MAS & P: MIESS ALTHERR SIBINGER UND PARTNER RECHTSANWÄLTE PARTNERSCHAFTSGESELLSCHAFT

Kaiserring 48-50

D-68161 Mannheim

ALEMANIA


Anmeldenummer:

015698004

Ihr Zeichen:

6411/W/043-749/16

Marke:

BADISCH GOSE

Art der Marke:

Bildmarke

Anmelderin:

WELDEBRÄU GmbH & Co. KG

Brauereistr. 1

D-68723 Plankstadt

ALEMANIA



Das Amt beanstandete am 15/08/2016 die Anmeldung unter Berufung auf deren beschreibenden Charakter sowie auf fehlende Unterscheidungskraft gemäß Artikel 7 Absatz 1 Buchstaben b und c sowie Artikel 7 Absatz 2 UMV. Die Beanstandung wird im beiliegenden Schreiben begründet.


Die Anmelderin nahm dazu am 10/10/2016 fristgemäß Stellung. Die Stellungnahme kann wie folgt zusammengefasst werden:


  1. Nur unmittelbar und direkt beschreibende Angaben der Waren oder Dienstleistungen sind von der Eintragung ausgeschlossen. Mittelbare Angaben, etwa Umschreibungen von Produktmerkmalen hingegen nicht. Dabei ist die Marke in Ihrer Gesamtheit zu betrachten, so wie sie dem Verbraucher entgegentritt und dieser muss den beschreibenden Inhalt sofort und ohne weiteres Nachdenken erkennen. Die Gesamtheit der Marke muss über die Summenwirkung nicht unterscheidungskräftiger Elemente hinausgehen und es muss ihr jegliche Unterscheidungskraft abgesprochen werden, um die Eintragung zu versagen. Diese Kriterien treffen auf den vorliegenden Fall nicht zu.

  2. Der überwiegende angesprochene Verkehr der EU ist der deutschen Sprache nicht mächtig und wird den Begriff nicht verstehen. Aber auch dem überwiegenden Teil der deutschsprachigen Verbraucher ist der Begriff BADISCH GOSE unbekannt.

  3. Es wird bestritten, dass es sich bei www.munzinger.de um eine vertrauenswürdige Quelle handelt. Im Duden wird GOSE als „obergäriges, säuerlich-salziges, in offenen bauchigen Flaschen mit langem Hals gehaltenes Bier, das in der Gegend von Leipzig hergestellt wird“ definiert (Anlage 1). Demnach bezeichnet GOSE eine ganz spezifische, alte Biersorte, die ursprünglich aus Goslar in Niedersachsen stammt. Auszüge u.a. aus Wikipedia werden beigefügt (Anlage 2), zur Untermauerung, dass GOSE eine „lokale Bierspezialität aus der Gegend um Leipzig (Sachsen) bzw. Goslar (Niedersachsen)“ ist. Die angesprochenen Verbraucher sind also umso weniger, da die Einwohnerzahl von Leipzig, Chemnitz und Halle insgesamt nur ca. 1 Mio. beträgt, die von Goslar nur 50 782 (Gesamtzahl der deutschsprachigen Verbraucher der EU - Deutschland und Österreich - beträgt 90 Mio.).

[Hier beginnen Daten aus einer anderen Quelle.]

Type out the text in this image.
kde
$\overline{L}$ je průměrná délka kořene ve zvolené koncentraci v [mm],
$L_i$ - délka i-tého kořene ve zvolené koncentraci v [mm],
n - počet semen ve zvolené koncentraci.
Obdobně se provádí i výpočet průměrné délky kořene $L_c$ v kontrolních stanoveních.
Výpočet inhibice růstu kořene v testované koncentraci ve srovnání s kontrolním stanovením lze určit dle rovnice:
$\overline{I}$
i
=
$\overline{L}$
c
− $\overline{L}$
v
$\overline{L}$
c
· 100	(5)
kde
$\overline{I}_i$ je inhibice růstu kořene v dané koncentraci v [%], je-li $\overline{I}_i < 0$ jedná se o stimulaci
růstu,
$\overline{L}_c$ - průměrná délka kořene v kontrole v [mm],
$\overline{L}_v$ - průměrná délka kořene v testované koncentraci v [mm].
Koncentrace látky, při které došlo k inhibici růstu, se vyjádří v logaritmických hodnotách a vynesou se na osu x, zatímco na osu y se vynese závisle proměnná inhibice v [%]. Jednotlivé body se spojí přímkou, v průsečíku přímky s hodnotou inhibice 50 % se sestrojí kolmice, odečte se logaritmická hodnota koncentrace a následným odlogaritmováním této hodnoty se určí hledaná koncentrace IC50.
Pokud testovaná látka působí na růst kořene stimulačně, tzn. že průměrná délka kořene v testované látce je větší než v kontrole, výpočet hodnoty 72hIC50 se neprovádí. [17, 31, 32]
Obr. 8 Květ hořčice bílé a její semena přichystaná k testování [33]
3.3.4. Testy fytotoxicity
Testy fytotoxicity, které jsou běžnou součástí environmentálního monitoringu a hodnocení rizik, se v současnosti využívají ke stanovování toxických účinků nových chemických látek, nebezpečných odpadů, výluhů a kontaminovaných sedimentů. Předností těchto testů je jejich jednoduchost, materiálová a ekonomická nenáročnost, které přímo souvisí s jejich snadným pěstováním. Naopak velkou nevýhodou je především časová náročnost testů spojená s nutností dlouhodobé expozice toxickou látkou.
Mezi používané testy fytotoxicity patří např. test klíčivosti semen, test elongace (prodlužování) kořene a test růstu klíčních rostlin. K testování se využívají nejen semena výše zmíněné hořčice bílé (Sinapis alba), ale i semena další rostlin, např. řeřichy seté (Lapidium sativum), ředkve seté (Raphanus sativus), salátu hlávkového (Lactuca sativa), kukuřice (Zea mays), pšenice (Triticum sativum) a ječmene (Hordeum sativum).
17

  4. Die Braumethode entspricht nicht dem deutschen Reinheitsgebot.

  5. Der Gesamtbegriff BADISCH GOSE ist im deutschen Wortschatz nicht enthalten, auch nicht im Duden. Eine Google-Recherche zeigt nur Treffer in Bezug auf die Anmelderin (Anlage 4). Es handelt sich um eine fantasievolle Wortneuschöpfung, auch für Verbraucher, die den Begriff GOSE kennen.

  6. BADISCH steht für „aus dem Bundesland bzw. der Region Baden (im äußersten Südwesten der BRD), der Begriff GOSE stammt jedoch aus dem „Mitteldeutschen“. In Baden wird kein Mitteldeutsch gesprochen (Anlagen 5 und 6) und es gibt auch kein „aus Baden stammendes obergäriges Bier mit der Bezeichnung GOSE“. Das aus diesem Widerspruch erzeugte Spannungsfeld hat einen Überraschungs- und Merkeffekt zufolge.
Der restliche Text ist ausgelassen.